Arche de Zoé : l’absence des principaux prévenus fait grincer des dents

3 décembre 2012

Arche de Zoé : l’absence des principaux prévenus fait grincer des dents

Eric Breteau, président de l’association l’Arche de Zoé (D) et Emilie Lelouch (2ed), le 24 décembre 2007 à N’Djamena ©AFP

PARIS (AFP) – (AFP)

L’absence
du fondateur de l’Arche de Zoé et de sa compagne a
provoqué lundi une certaine frustration à
l’ouverture du procès de l’association à Paris,
cinq ans après la rocambolesque tentative
d’exfiltration de 103 enfants présentés comme des
orphelins du Darfour.

Eric Breteau, fondateur de l’Arche de
Zoé et sa compagne Emilie Lelouch,
actuellement installés en Afrique du Sud
où ils tiennent des chambres d’hôtes, avaient
fait savoir qu’il ne se présenteraient pas devant le
tribunal correctionnel de Paris.

Ils sont poursuivis pour « exercice illicite de
l’activité d’intermédiaire pour l’adoption »,
« aide au séjour irrégulier » et
« escroquerie » au préjudice des 358 familles
accueillantes.Ils encourent jusqu’à 10 ans de prison.

Une absence déplorée par la présidente
Marie-Françoise Guidolin, soulignant que les quatre
autres membres poursuivis de cette « Arche qui s’est
transformée en galère » – le médecin
Philippe van Winkelberg, le logisticien Alain Péligat,
la journaliste Agnès Pelleran et Christophe Letien, un
membre de l’association resté en France –
s’étaient eux déplacés.

L’un des avocat des parties civiles, qui ne voyait pas
« comment le procès peut se tenir sans eux », a
jugé « indispensable » d’utiliser « tous les
moyens » pour qu’Eric Breteau et Emilie Lelouch soient là.

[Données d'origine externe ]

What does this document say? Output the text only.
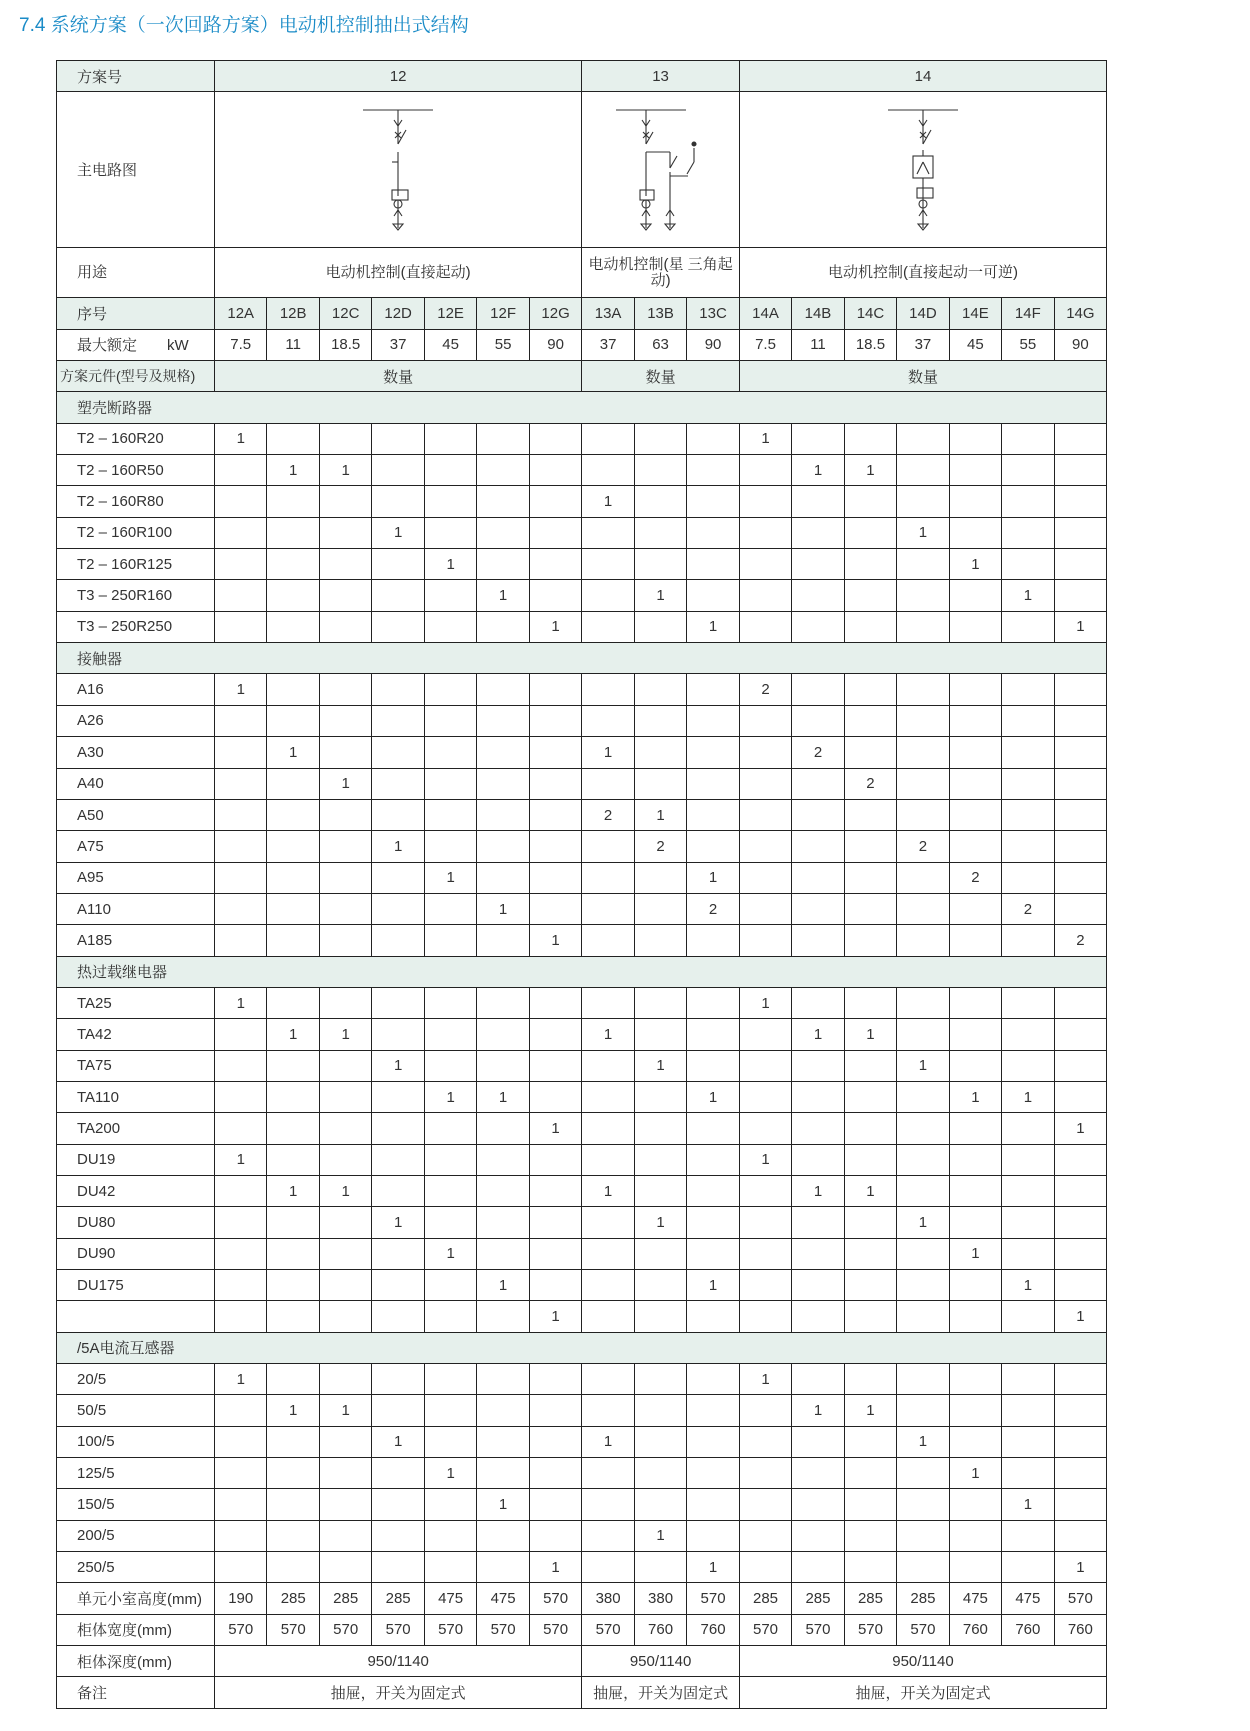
7.4 系统方案（一次回路方案）电动机控制抽出式结构
方案号	12							13			14						
主电路图	

用途	电动机控制(直接起动)							电动机控制(星 三角起动)			电动机控制(直接起动一可逆)						
序号	12A	12B	12C	12D	12E	12F	12G	13A	13B	13C	14A	14B	14C	14D	14E	14F	14G
最大额定 kW	7.5	11	18.5	37	45	55	90	37	63	90	7.5	11	18.5	37	45	55	90
方案元件(型号及规格)	数量							数量			数量						
塑壳断路器																	
T2 – 160R20	1										1						
T2 – 160R50		1	1									1	1				
T2 – 160R80								1									
T2 – 160R100				1										1			
T2 – 160R125					1										1		
T3 – 250R160						1			1							1	
T3 – 250R250							1			1							1
接触器																	
A16	1										2						
A26																	
A30		1						1				2					
A40			1										2				
A50								2	1								
A75				1					2					2			
A95					1					1					2		
A110						1				2						2	
A185							1										2
热过载继电器																	
TA25	1										1						
TA42		1	1					1				1	1				
TA75				1					1					1			
TA110					1	1				1					1	1	
TA200							1										1
DU19	1										1						
DU42		1	1					1				1	1				
DU80				1					1					1			
DU90					1										1		
DU175						1				1						1	
							1										1
/5A电流互感器																	
20/5	1										1						
50/5		1	1									1	1				
100/5				1				1						1			
125/5					1										1		
150/5						1										1	
200/5									1								
250/5							1			1							1
单元小室高度(mm)	190	285	285	285	475	475	570	380	380	570	285	285	285	285	475	475	570
柜体宽度(mm)	570	570	570	570	570	570	570	570	760	760	570	570	570	570	760	760	760
柜体深度(mm)	950/1140							950/1140			950/1140						
备注	抽屉，开关为固定式							抽屉，开关为固定式			抽屉，开关为固定式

Un autre a expliqué que ses clients sont
« choqués » que les deux personnages centraux de
cette affaire se croient « au-dessus des lois ».

Après une brève suspension, le tribunal a jugé
qu’il n’y avait pas lieu de prendre des mesures coercitives
pour les faire venir.

Incompétence ou inconséquence

Venue de Nantes, Cécile Herdy, partie civile qui
espérait adopter un enfant, attendait ce procès
depuis cinq ans. »Mais il va sans doute être dur
d’obtenir des explications », a-t-elle déploré.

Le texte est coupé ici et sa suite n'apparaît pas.